What Happens Now With the Oklahoma City Thunder & Russell Westbrook?

What Happens Now With the Oklahoma City Thunder & Russell Westbrook?

The first round exit of the Oklahoma City Thunder and Russell Westbrook wasn’t a surprise considering their opponents and the team’s overall ability this season. Westbrook is the favorite to win the NBA’s regular season MVP for his impressive one-man show and statistical efforts, but this never looked like a team capable of going far in the playoffs.

And with that sad truth in mind and no longer a theory, all the confidence Westbrook is showing in his teammates during postgame interviews and press conferences aren’t getting around the fact that the Thunder have two big problems heading into the offseason, connected to each other, and pretty much the same ones they faced last season after Kevin Durant bolted in free agency.

The first problem is Westbrook himself. The Thunder extending his contract in the offseason only delayed the issue of his long-term stay. Afraid to gamble on him sticking around once he becomes a free agent, the Thunder have just one more full season before he has a player option. So, does this mean the Thunder need to trade him, extend him again (which could be worth over $220 million) or roll the dice and rely on the loyalty and determination to win with him as the frontman to indicate that he’ll re-sign with them? 

Russell Westbrook

And if Westbrook isn’t going to be traded (he also has a 15% trade kicker, which means a $32.77 million salary for next season, not something anyone can include on their payroll under the cap), how do the Thunder improve this team? They have $112 million committed to cap hits next season. Even if they don’t pick up the option on Jerami Grant and cut Semaj Christon (unguaranteed), they have no moves in the free agency market to make, just one pick in the draft (21st overall, not usually franchise-changing), and more than one need.

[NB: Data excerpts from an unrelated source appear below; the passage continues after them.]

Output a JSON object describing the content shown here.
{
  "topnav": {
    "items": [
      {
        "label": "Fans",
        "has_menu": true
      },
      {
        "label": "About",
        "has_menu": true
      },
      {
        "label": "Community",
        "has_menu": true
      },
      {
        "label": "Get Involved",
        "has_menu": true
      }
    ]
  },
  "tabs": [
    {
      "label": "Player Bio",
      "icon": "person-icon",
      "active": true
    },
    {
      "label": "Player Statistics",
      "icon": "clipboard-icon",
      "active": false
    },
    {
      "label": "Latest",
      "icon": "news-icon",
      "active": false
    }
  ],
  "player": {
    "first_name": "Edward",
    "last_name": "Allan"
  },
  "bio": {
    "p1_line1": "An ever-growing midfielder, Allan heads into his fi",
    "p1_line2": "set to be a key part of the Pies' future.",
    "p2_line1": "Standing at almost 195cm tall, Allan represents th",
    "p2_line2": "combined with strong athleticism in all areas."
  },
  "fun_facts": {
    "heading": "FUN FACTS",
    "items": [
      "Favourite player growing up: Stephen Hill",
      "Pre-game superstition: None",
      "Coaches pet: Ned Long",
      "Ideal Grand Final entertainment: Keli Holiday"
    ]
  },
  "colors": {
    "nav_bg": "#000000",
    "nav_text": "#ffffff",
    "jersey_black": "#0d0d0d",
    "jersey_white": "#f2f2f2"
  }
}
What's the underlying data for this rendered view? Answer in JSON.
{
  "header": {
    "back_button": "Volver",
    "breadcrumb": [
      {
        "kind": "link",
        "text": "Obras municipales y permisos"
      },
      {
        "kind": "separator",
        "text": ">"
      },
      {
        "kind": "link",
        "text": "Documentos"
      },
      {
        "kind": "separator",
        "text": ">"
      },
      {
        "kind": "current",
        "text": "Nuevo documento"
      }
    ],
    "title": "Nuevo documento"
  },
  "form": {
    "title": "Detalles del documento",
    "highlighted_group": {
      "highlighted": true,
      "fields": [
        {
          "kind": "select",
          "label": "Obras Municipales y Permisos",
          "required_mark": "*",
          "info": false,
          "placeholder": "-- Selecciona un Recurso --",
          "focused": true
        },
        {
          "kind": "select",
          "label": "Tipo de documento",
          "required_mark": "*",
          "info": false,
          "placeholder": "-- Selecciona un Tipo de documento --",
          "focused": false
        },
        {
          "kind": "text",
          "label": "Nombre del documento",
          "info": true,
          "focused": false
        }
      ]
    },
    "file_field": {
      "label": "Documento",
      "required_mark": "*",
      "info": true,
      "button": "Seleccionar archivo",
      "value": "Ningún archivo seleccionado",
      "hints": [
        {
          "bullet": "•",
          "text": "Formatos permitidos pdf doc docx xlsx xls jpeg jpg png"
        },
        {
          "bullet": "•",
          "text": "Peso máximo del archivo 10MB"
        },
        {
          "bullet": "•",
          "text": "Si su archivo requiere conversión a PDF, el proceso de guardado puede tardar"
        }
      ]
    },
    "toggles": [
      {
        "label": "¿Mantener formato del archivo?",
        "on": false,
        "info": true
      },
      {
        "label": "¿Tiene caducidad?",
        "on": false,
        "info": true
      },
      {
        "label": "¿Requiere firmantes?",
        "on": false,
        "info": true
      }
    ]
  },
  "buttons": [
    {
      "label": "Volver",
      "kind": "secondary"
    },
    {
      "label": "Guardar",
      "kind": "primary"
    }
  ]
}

The player most likely to be traded in order to try and bring help to Westbrook will be Enes Kanter, who might have been one of the more efficient bench scorers in the league during the regular season, but lost the faith of Billy Donovan in the postseason due to his defensive issues, playing just 9 minutes per game through the 5-game series against the Rockets. Having a backup center who can’t defend eat up over $17 million under the cap is something the Thunder can’t afford.

Here’s Westbrook Denying His Own Teammate From Scoring

Other high-paid members of this team besides Kanter are Steven Adams, who is safe and continues to improve as a big man in the NBA, and Victor Oladipo, who’ll make $21 million next season. Below them there’s a huge drop in salary, but also in quality. And here is the big question: If the Thunder can’t get anyone good by trading Kanter (if they can trade him at all, considering he has more than $34 million guaranteed for the next two seasons), can they count on the players around Westbrook to improve enough to make the Thunder more than a bottom half seed in the West?

The other question that stems from that one is Westbrook himself: Is it possible to grow around him? When speaking about the last few years of Kobe Bryant’s time with the Los Angeles Lakers, we used the term scorched earth a time or two. Bryant didn’t allow anything to develop and grow next to him, holding back the Lakers and causing years worth of damage. Westbrook might not be the exact same personality as Bryant, but his inability to trust anyone of his teammates while playing with a an intensity that’s sometimes too much for his and his team’s own good could thwart the development process of a few talented young players, while hurting the emergence of Oladipo as more than an OK guard in this league.

Westbrook Postgame

Looking at the roster now, before the changes, it’s hard to see where the Thunder turn to in order to improve. After the contracts they dealt out last year, they also don’t have the option of going for the quick rebuild right now. All that’s left is riding the Westbrook lightning until the very end, knowing very well it’s not something to win a championship with despite the levels of excitement. Unless they pull off a trade that swindles someone or strike gold in the draft, the Thunder are kind of stuck with a superstar, a decent team, and very limited playoff prospects.